Monday, December 10, 2012

Walking with Cavemen

I watched the BBC-produced series Walking with Cavemen on Netflix last night. It's an interesting recreation of life as it must have been for early precursors of people, in the style of a wildlife documentary.

It starts with Lucy (on the left here), a young Australopithecus Afarensis female in her twenties. She was discovered 3.5 million years later by a French-American expedition in Ethiopia. It moves up through homo ergaster and homo habilis to the Neanderthals, and the eventual appearance of us.

A few things struck me about the series. The reason some varieties of human survived, it says - us - was adaptability. Our lineage was a jack of all trades, rather than being superbly adjusted to just one particular niche.

In the final episode, the series argues that homo sapiens eventually outdid the Neanderthals and other closely related species because of our capacity for imagination. It was a close-run thing, too. The species almost died out 75-100,000 years ago. There were as few homo sapiens in the whole world then as there are orangutangs now. Only the most adaptable of an inherently adaptable lineage made it through that chokepoint.

There is one scene in which two humans bury an ostrich egg filled with water in the ground, on the off chance that they will be passing that way again and need the water. No other living thing has the foresight to imagine and plan.

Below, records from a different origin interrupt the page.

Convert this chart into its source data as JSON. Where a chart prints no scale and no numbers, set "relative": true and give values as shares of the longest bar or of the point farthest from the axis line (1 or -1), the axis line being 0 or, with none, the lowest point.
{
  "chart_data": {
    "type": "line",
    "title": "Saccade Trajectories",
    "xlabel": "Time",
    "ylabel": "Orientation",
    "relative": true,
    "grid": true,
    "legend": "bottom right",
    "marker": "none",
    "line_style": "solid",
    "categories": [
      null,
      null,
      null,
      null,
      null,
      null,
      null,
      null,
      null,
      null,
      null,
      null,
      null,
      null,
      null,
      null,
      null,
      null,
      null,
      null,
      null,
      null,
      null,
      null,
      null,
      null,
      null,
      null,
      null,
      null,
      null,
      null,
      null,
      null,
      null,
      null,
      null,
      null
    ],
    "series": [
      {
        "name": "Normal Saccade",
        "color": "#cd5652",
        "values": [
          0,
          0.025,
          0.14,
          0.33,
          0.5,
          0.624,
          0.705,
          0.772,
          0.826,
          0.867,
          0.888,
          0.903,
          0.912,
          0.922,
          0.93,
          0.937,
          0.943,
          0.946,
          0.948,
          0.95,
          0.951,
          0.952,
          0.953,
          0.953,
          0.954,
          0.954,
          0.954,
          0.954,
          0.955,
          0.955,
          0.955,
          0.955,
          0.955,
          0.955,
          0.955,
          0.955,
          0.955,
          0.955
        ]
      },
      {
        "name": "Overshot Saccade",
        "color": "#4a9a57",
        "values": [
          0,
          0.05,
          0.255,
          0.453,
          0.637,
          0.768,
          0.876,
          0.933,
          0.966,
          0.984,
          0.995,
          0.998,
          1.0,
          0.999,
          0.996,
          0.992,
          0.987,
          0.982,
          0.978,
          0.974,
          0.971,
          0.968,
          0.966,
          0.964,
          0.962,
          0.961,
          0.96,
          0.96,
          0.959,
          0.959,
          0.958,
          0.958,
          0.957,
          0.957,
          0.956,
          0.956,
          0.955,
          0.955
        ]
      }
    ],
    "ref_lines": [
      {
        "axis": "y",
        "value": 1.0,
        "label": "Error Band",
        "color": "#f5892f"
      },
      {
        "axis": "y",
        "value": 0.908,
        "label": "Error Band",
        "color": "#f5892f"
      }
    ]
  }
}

In a way, that is the origin of our whole idea of wealth as well. It is a side-artifact of our motivation to plan ahead and have choices in the future. It is probably connected to contingent aids to survival.

Of course, squirrels do the same when they store nuts for the winter, and more systematically. But perhaps the difference is that is predictable behavior for predictable outcomes, and pure instinct. For us, it is more a store of adaptability and choice and material survival, because for four million years has been our distinctive specialization.

One other thing becomes very evident. The reason for the evolution of the massive human brain is not so much dealing with the external environment, but the human environment: such as reading people's intentions, motivations, propensity to cooperate and form alliances. We can cooperate, and also drive each other crazy with office politics.

The physical world is much simpler and predictable than the human social world, and needs less brainpower. Bacteria can move towards opportunities. Cats are extremely good at instantaneously calculating where to pounce. Even we are good at solving the quite complex mathematics of the trajectory of a ball thrown high in the air so we can catch it, without being aware of it. It is hardwired into our brains, even if we would struggle with the formal mechanics of ballistic trajectories.

Understanding people is the most difficult task the brain has. And that is why it evolved to be so large, despite the huge demands in terms of energy.